The “FORDS/NAACR tumor registry data” thread started with “We have interest at our institution on getting our ACOS tumor registry data into OMOP.” That could take any number of forms… anything from a simple flag that says “this patient is in the ACOS tumor registry” up to some sophisticated integration with imaging data. I’d like to hear some stories of how somebody would use the results of this working group once it has achieved its goals.

(Mark Danese) #8

Don’t worry about the name of the group. Nobody is obligated to do any more than they have time to contribute. It is just easier to keep it generic so we don’t have to change it every year! :smile:

We can certainly discuss use cases. There are probably 90 fields we need to populate, so I don’t expect to generate use cases for all of them. Particularly things like histology, location, grade, behavior, etc. In fact, we have gone through this exercise already with the NCI, and have a nice list of variables we want to include, and details about how to load them in the OMOP tables. But for the site specific factors, the idea of a use case and details is very welcome.

The i2b2 model is a bit different conceptually from OMOP so we will get the opportunity to learn about both approaches.

(Dan Connolly) #9

If you have a pointer to that exercise with the NCI, I’d appreciate it.

(Mark Danese) #10

There is no online version of the resulting mappings from the SEER data to the OHDSI concept IDs. But when we get the spreadsheet cleaned up, I will definitely send it around (and probably put it in a more machine readable form too).

(Anto Thomas) #11


I’ll be interested in participating.
I just joined the OHDSI community recently. We’ve setup a demo/dev instance and have started getting familiar with the model and the tools.
I was just starting to investigate how we can store more granular cancer phenotype data in the CDM. Another objective I have is to be able to capture more granular cancer biomarker data (genotype) from annotated whole genome sequencing.
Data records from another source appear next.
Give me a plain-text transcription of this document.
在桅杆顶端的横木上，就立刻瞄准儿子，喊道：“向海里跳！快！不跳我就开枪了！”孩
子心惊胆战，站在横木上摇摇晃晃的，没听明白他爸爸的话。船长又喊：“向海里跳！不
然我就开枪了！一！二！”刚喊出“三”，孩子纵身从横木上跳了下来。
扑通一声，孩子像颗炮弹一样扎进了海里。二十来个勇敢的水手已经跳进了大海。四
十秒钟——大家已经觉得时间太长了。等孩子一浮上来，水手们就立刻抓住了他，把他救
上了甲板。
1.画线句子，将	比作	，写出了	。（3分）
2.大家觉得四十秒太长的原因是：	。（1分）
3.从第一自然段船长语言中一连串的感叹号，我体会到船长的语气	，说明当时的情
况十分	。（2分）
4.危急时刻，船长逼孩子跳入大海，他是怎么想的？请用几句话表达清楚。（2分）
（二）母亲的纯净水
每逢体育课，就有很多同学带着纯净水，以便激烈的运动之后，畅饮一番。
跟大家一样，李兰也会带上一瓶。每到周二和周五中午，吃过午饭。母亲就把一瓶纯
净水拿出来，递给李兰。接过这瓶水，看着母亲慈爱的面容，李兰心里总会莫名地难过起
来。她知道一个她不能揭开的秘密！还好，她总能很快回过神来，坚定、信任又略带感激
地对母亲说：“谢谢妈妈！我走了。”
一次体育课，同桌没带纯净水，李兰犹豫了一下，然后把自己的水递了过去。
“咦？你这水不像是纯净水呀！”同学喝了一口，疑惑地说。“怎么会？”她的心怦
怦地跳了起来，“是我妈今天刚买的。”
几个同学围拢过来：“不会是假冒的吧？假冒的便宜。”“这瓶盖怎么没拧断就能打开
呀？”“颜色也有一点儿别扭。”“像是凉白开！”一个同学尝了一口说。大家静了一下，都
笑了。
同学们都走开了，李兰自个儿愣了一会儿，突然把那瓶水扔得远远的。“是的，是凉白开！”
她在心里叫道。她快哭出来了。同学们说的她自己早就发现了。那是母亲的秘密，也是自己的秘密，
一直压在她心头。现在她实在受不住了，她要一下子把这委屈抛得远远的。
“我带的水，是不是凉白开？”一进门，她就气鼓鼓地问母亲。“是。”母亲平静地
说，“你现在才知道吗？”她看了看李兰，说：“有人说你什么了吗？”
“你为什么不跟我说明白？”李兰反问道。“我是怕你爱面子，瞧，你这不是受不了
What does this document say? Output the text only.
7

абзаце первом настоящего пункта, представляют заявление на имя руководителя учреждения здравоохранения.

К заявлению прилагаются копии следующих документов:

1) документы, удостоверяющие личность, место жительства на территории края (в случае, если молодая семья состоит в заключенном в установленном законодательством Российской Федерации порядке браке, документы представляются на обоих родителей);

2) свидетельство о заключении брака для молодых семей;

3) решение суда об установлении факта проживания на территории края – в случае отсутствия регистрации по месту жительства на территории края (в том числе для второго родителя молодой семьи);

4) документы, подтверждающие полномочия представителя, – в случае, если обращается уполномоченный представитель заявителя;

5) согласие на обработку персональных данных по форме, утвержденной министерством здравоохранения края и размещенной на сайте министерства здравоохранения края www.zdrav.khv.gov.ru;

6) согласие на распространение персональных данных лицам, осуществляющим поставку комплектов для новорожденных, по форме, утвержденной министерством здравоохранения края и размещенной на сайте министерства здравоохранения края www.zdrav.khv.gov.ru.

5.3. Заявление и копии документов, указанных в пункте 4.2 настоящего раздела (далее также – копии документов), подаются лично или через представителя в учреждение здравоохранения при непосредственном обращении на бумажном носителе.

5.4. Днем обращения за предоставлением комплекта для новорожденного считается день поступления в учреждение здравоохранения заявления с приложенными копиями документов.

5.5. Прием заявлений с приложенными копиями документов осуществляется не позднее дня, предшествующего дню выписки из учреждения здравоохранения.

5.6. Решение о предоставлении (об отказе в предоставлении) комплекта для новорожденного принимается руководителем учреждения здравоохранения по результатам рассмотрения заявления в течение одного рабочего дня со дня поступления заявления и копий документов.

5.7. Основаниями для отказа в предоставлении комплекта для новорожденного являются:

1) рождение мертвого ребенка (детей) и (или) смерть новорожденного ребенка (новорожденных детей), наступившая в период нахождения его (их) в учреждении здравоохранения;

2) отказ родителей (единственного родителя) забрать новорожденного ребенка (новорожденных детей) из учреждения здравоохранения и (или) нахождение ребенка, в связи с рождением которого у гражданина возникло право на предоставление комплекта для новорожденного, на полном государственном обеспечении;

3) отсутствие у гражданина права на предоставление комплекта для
Thanks and I look forward to working with you and the rest of the group on this.

Anto Thomas

(Michael Gurley) #12

I am for sure interested.

(Chad Smathers) #13

I would be interested in participating as well.

(Eric Schneider) #14

I too am interesting in participating if it isn’t too late. Thank you!

(Mark Danese) #15

I apologize – despite the best of intentions, I don’t have the time right now to lead a workgroup this year, so it is on hold until someone else can do it, or until later this year when my schedule frees up some. However, I am happy to share what we have done with oncology data. As soon as I get it cleaned up, I will upload it to an appropriate location.

(Patrick Ryan) #16

Thanks @Mark_Danese for your leadership over the last year in this space.
It seems there is a lot of enthusiasm from the community around having a
regular discussion around ETL best practices. All we need is someone to
volunteer to coordinate those efforts. If someone is interested,
@MauraBeaton can help fill you in on the logistics of running a workgroup.

(Michael Gurley) #17

I would love to see spreadsheet containing the mappings from the SEER data to the OHDSI concept IDs.

(Mark Danese) #18

Should be able to post it by end of next week. Just have some cleaning up to do but a few other projects in the way first.

(Mark Danese) #19

I posted this elsewhere but our current version of the mapping is here: https://www.dropbox.com/s/2gl5az5duq7z72q/Final%20SEER%20variable%20with%20codes.txt?dl=0

(Selva Muthu Kumaran Sathappan) #20

Hello Everyone,

I would like to be part of ETL working group. Currently we are transforming our EHR data to OMOP CDM format and encountering few issues. So, I felt joining this group will be of help to me where I can learn from you people and clarify my doubts if any. Hope I have posted this message in the right thread.